Wouldn't it be easier to extract the secrets of the synapse if we could see what is going on there? For example, if we could just watch a synaptic vesicle fusing with the membrane and then being recycled, we could finally answer some of the questions about how the recycling is accomplished. Two papers in Nature use fluorescent markers to achieve just that, and reach complementary conclusions about vesicle recycling at small synapses.

Our understanding of synaptic exocytosis — the process by which individual vesicles fuse with the cell membrane and release their loads of neurotransmitter into the synaptic cleft — has come on in leaps and bounds over recent years. But what happens next is more of a mystery. It is generally thought that most vesicles collapse into the presynaptic membrane before their components are retrieved, but another school of thought suggests that some vesicles do not collapse; instead, they fuse transiently with the membrane and open a fusion pore, before closing the pore and being recycled as a unit. This mechanism, which is called 'kiss-and-run' exocytosis, receives strong support from the two new papers.

In the first study, Gandhi and Stevens infected hippocampal neurons with a virus carrying the gene for synaptophluorin — a pH-sensitive marker that fluoresces when the inside of a vesicle is exposed to the external medium. When a cultured neuron is stimulated, the fluorescence rises as vesicles fuse with the membrane and then falls back as they are endocytosed. By studying the time course of these events, the authors were able to show that vesicles undergo three distinct types of exocytosis. In the first, which Gandhi and Stevens specifically call kiss-and-run, vesicles are recycled quickly (in less than a second) and the fusion pore that opens is selective — for example, the buffer Tris can enter the vesicles but another buffer, HEPES, cannot.

The second type of fusion was slower, with vesicles being recycled after 8–21 seconds, and is termed 'compensatory' endocytosis. In the third, 'stranded' vesicles seem to remain fused with the membrane for more than 45 seconds, although it seems that their endocytosis can be triggered by subsequent action potentials.

Aravanis et al. used a different technique, in which vesicle membranes are labelled with a fluorescent dye (FM1-43) that is released when exocytosis is stimulated in dye-free medium. The drop in fluorescence can be seen when exocytosis is triggered by stimulation of cultured neurons. Most vesicles lost only part of their fluorescence when they fused with the membrane, supporting the idea that they released the dye through kiss-and-run exocytosis rather than by complete collapse into the cell membrane. And, as pointed out by Rizzoli and Betz in an accompanying News and Views article, the time-course of dye release indicates that these fusion events correspond to the 'compensatory' endocytosis described by Gandhi and Stevens, rather than to their very fast kiss-and-run events.
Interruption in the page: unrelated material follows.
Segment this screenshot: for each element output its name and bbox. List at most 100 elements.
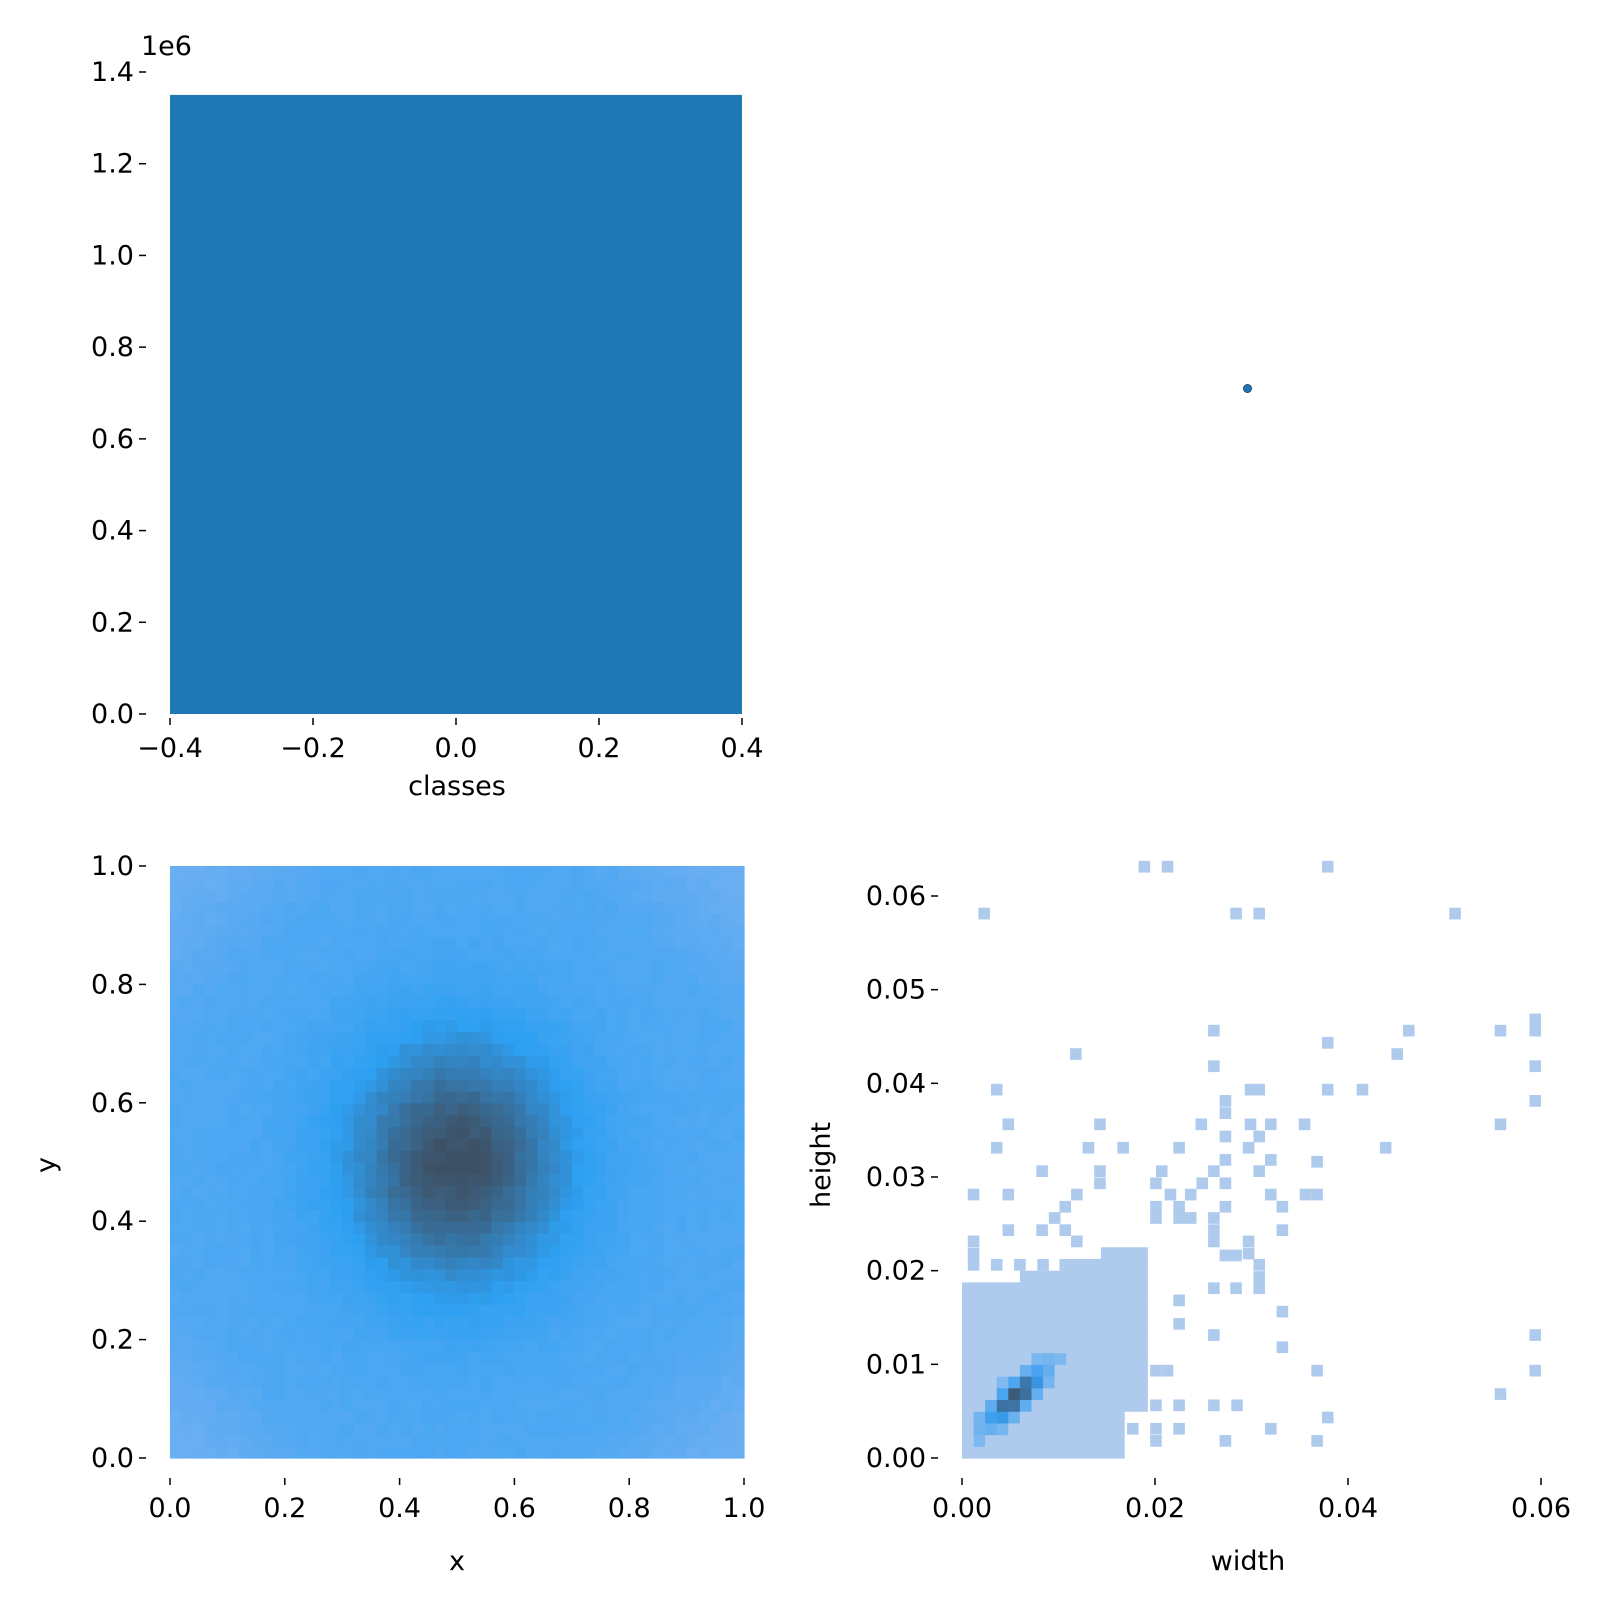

So these two studies provide compelling evidence that most vesicles in small hippocampal synapses fuse by a kiss-and-run type of exocytosis, rather than by collapsing into the presynaptic membrane. This finding contrasts with previous studies showing that vesicles collapse before being recycled slowly; but many of the earlier studies used different types of synapses with large numbers of vesicles. The techniques used in these two papers should allow future work to resolve such discrepancies, and to look deeper into the mechanisms and control of synaptic recycling.